Yellow Water Billabong

Dawn comes early on the Yellow Water Billabong. I’m here because the billabong is in the heart of the vast and unspoiled Kakadu National Park in Australia’s Northern Territory, one of the few places left to experience the continent the way it was before the Europeans came. It’s also where Crocodile Dundee was filmed, though I made a solemn promise to you, dear reader, that I would never, under any circumstances, juxtapose the two words ‘Crocodile‘ and ‘Dundee‘, so you won’t find me mentioning anything about that here.

As we can see from the air, the billabong carves a series of lazy S-curves through low wetlands, and in the December through March season, simply called ‘the Wet’, the billabong and others like it expand to flood much of the lowland areas. In the dry season, the waters recede and the land dries out in a cycle that has been going on as long as the collective aboriginal history here can remember.

A haven for wildlife and yes, there be crocs

Crocodiles are everywhere in Northern Australia: in the ocean, in rivers, and in lakes. And so are the signs warning the careless not to swim, not to walk too close to shores, even not to stick hands out over the railing beside the boat I was on. For these crocs are fast. They see you long before you’ll ever see them, and, using their powerful tails, can literally jump out of the water.

The species here are called saltwater crocodiles, even though they inhabit both oceans and fresh water.

I take the risks so you don’t have to.

A four-hour trip down the billabong reveals an ever-changing landscape from narrow tree and vine-lined channels, to more open wetlands, and a feast of birdlife. Come on along and we’ll take a look.

We meander through open wetlands . . .
. . . and dark tributaries. Where is Paul Hogan when you really need him?
White-bellied sea eagle
Black-crowned Night Heron
At points along the way, the growth of lilies was so thick, the boat had to part them to get through
Some pads are as much as a meter round, and seem to be coated, with oil perhaps, to keep from becoming waterlogged.
And the Comb-crested Jacana uses them deftly to get around on his hunt for insects and invertebrates
Brown Falcon

Etched ridges and plunging waterfalls

Further to the east in Kakadu, dramatic mountain ridges rise out of the lowlands to dominate the landscape.

Here, Jim Jim falls plunge 250 meters through a narrow gap in one of the ridges. It is possible to reach them by land in the dry season but the dirt road at this time of year is still flooded.

I was able to hitch a ride on a small plane to get an overview of the park and to take a few aerial shots of the falls and the billabong.

An ancient culture comes to life

Nourlangie, one of those mountain ridges, is not only of interests to geologists, it’s home to stunning aboriginal rock art, dating back to as long ago as 20,000 years. I was barely able to make it to the site, since it is at the end of a road still flooded with wet-season water that had receded just enough to get the rental car through.
There are about 5,000 rock art examples in Kakadu.

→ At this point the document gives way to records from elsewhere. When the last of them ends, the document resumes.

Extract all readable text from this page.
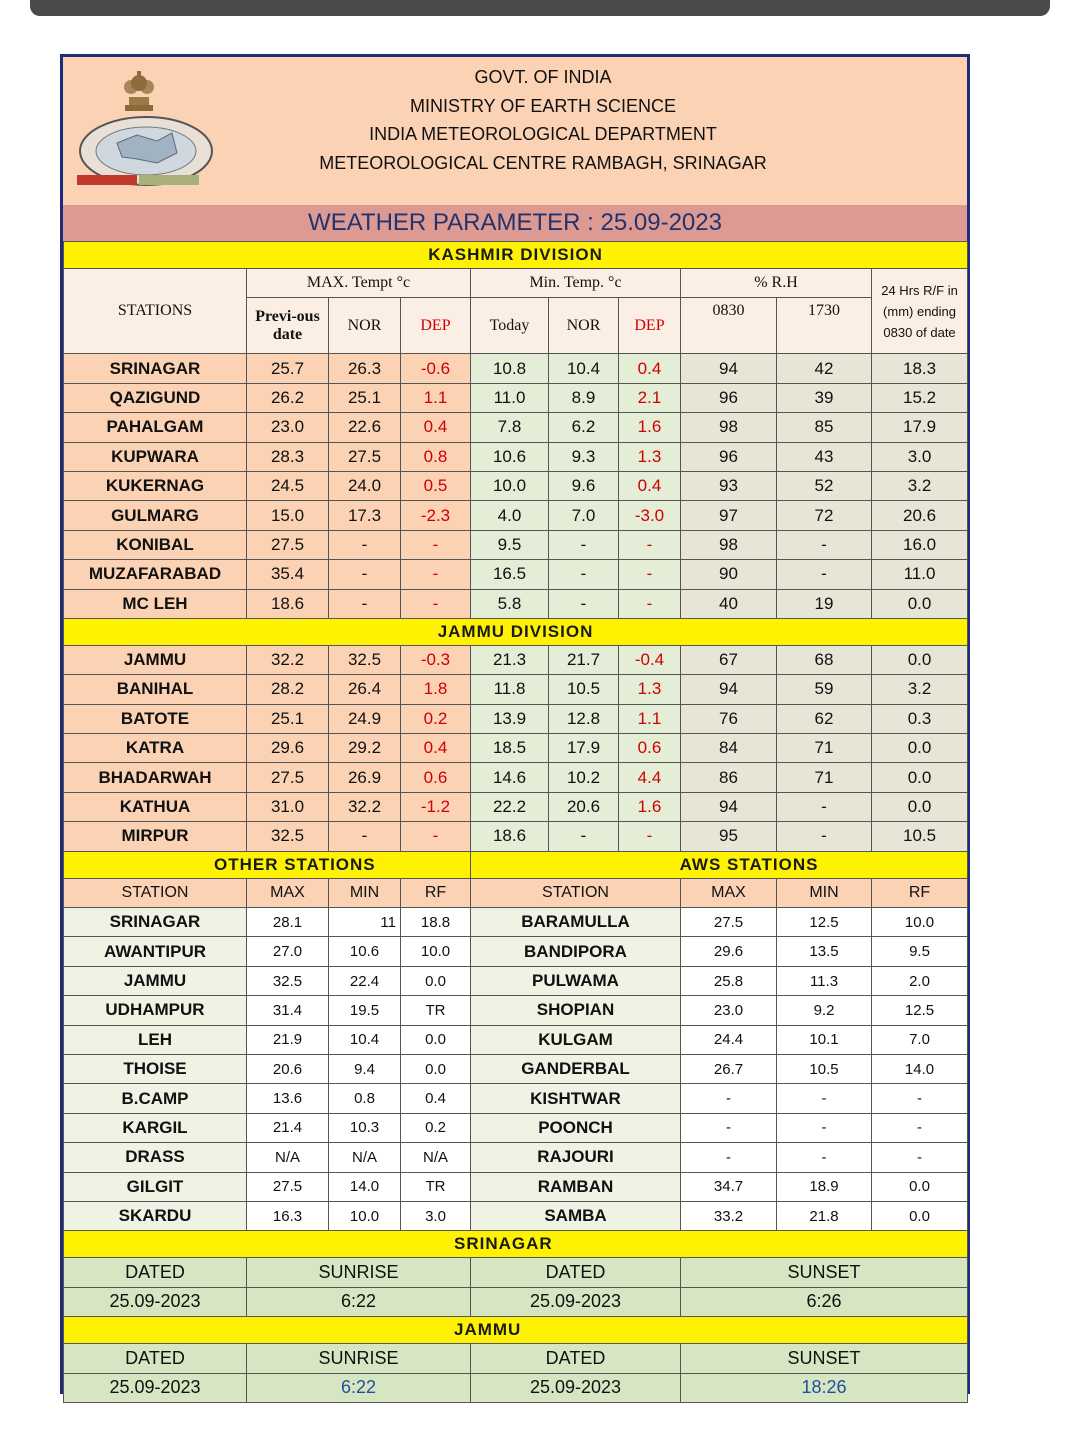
GOVT. OF INDIA
MINISTRY OF EARTH SCIENCE
INDIA METEOROLOGICAL DEPARTMENT
METEOROLOGICAL CENTRE RAMBAGH, SRINAGAR
WEATHER PARAMETER : 25.09-2023
KASHMIR DIVISION									
STATIONS	MAX. Tempt °c			Min. Temp. °c			% R.H		24 Hrs R/F in (mm) ending 0830 of date
	Previ-ous date	NOR	DEP	Today	NOR	DEP	0830	1730	
SRINAGAR	25.7	26.3	-0.6	10.8	10.4	0.4	94	42	18.3
QAZIGUND	26.2	25.1	1.1	11.0	8.9	2.1	96	39	15.2
PAHALGAM	23.0	22.6	0.4	7.8	6.2	1.6	98	85	17.9
KUPWARA	28.3	27.5	0.8	10.6	9.3	1.3	96	43	3.0
KUKERNAG	24.5	24.0	0.5	10.0	9.6	0.4	93	52	3.2
GULMARG	15.0	17.3	-2.3	4.0	7.0	-3.0	97	72	20.6
KONIBAL	27.5	-	-	9.5	-	-	98	-	16.0
MUZAFARABAD	35.4	-	-	16.5	-	-	90	-	11.0
MC LEH	18.6	-	-	5.8	-	-	40	19	0.0
JAMMU DIVISION									
JAMMU	32.2	32.5	-0.3	21.3	21.7	-0.4	67	68	0.0
BANIHAL	28.2	26.4	1.8	11.8	10.5	1.3	94	59	3.2
BATOTE	25.1	24.9	0.2	13.9	12.8	1.1	76	62	0.3
KATRA	29.6	29.2	0.4	18.5	17.9	0.6	84	71	0.0
BHADARWAH	27.5	26.9	0.6	14.6	10.2	4.4	86	71	0.0
KATHUA	31.0	32.2	-1.2	22.2	20.6	1.6	94	-	0.0
MIRPUR	32.5	-	-	18.6	-	-	95	-	10.5
OTHER STATIONS				AWS STATIONS					
STATION	MAX	MIN	RF	STATION			MAX	MIN	RF
SRINAGAR	28.1	11	18.8	BARAMULLA			27.5	12.5	10.0
AWANTIPUR	27.0	10.6	10.0	BANDIPORA			29.6	13.5	9.5
JAMMU	32.5	22.4	0.0	PULWAMA			25.8	11.3	2.0
UDHAMPUR	31.4	19.5	TR	SHOPIAN			23.0	9.2	12.5
LEH	21.9	10.4	0.0	KULGAM			24.4	10.1	7.0
THOISE	20.6	9.4	0.0	GANDERBAL			26.7	10.5	14.0
B.CAMP	13.6	0.8	0.4	KISHTWAR			-	-	-
KARGIL	21.4	10.3	0.2	POONCH			-	-	-
DRASS	N/A	N/A	N/A	RAJOURI			-	-	-
GILGIT	27.5	14.0	TR	RAMBAN			34.7	18.9	0.0
SKARDU	16.3	10.0	3.0	SAMBA			33.2	21.8	0.0
SRINAGAR									
DATED	SUNRISE			DATED			SUNSET		
25.09-2023	6:22			25.09-2023			6:26		
JAMMU									
DATED	SUNRISE			DATED			SUNSET		
25.09-2023	6:22			25.09-2023			18:26		
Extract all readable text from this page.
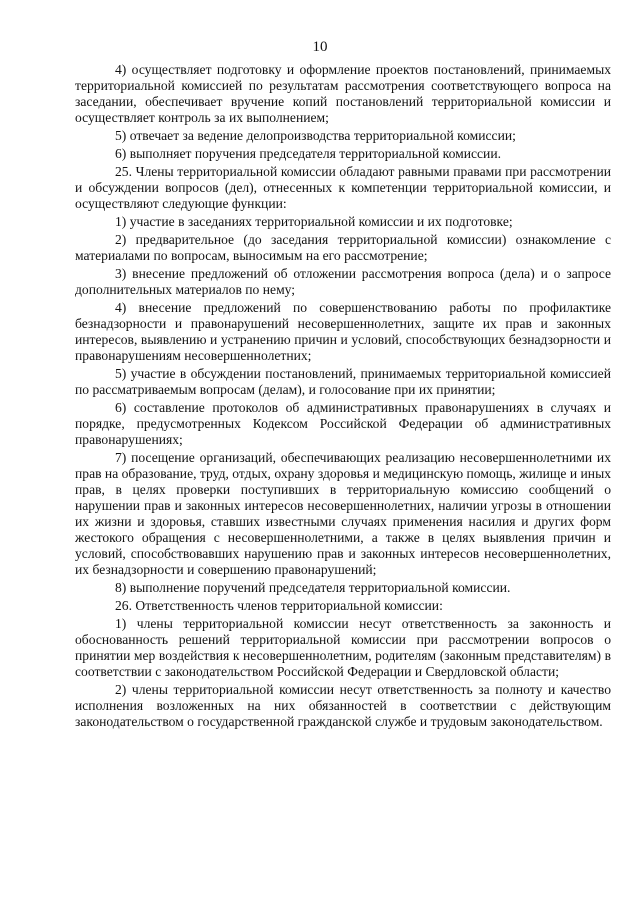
10

4) осуществляет подготовку и оформление проектов постановлений, принимаемых территориальной комиссией по результатам рассмотрения соответствующего вопроса на заседании, обеспечивает вручение копий постановлений территориальной комиссии и осуществляет контроль за их выполнением;

5) отвечает за ведение делопроизводства территориальной комиссии;

6) выполняет поручения председателя территориальной комиссии.

25. Члены территориальной комиссии обладают равными правами при рассмотрении и обсуждении вопросов (дел), отнесенных к компетенции территориальной комиссии, и осуществляют следующие функции:

1) участие в заседаниях территориальной комиссии и их подготовке;

2) предварительное (до заседания территориальной комиссии) ознакомление с материалами по вопросам, выносимым на его рассмотрение;

3) внесение предложений об отложении рассмотрения вопроса (дела) и о запросе дополнительных материалов по нему;

4) внесение предложений по совершенствованию работы по профилактике безнадзорности и правонарушений несовершеннолетних, защите их прав и законных интересов, выявлению и устранению причин и условий, способствующих безнадзорности и правонарушениям несовершеннолетних;

5) участие в обсуждении постановлений, принимаемых территориальной комиссией по рассматриваемым вопросам (делам), и голосование при их принятии;

6) составление протоколов об административных правонарушениях в случаях и порядке, предусмотренных Кодексом Российской Федерации об административных правонарушениях;

7) посещение организаций, обеспечивающих реализацию несовершеннолетними их прав на образование, труд, отдых, охрану здоровья и медицинскую помощь, жилище и иных прав, в целях проверки поступивших в территориальную комиссию сообщений о нарушении прав и законных интересов несовершеннолетних, наличии угрозы в отношении их жизни и здоровья, ставших известными случаях применения насилия и других форм жестокого обращения с несовершеннолетними, а также в целях выявления причин и условий, способствовавших нарушению прав и законных интересов несовершеннолетних, их безнадзорности и совершению правонарушений;

8) выполнение поручений председателя территориальной комиссии.

26. Ответственность членов территориальной комиссии:

1) члены территориальной комиссии несут ответственность за законность и обоснованность решений территориальной комиссии при рассмотрении вопросов о принятии мер воздействия к несовершеннолетним, родителям (законным представителям) в соответствии с законодательством Российской Федерации и Свердловской области;

2) члены территориальной комиссии несут ответственность за полноту и качество исполнения возложенных на них обязанностей в соответствии с действующим законодательством о государственной гражданской службе и трудовым законодательством.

Aboriginal rock art is often hard to decipher since the imagery tells stories that relate to an ancient culture that modern anthropologists and even the aboriginal descendants know little about. Here’s the best analogy I’ve come across to explain this deciphering problem: suppose you were looking at a painting which depicted a church, a minister, and a couple facing him. We would understand immediately that this is a wedding. But what if you had never seen or heard of a church, or a minister, or knew about weddings? How would you then go about ‘deciphering’ the image?

This detail below of the tableau above depicts Lightning Man. He makes lightning and thunder. As I was later researching the art, I read the word ‘thunder’ and at that precise moment, there was a a bone-shattering thunder clap just above me. So tell me: does the spirit of Lighting Man still live?


A final glance at Kakadu

Flying back to the Jabiru airstrip, I was mesmerized by the lushness of the landscape spread out before me. And mesmerized too that, for as far as the eye could see, there was not a single building, not a single road, no visible evidence of human habitation. Just the planet. As it once was.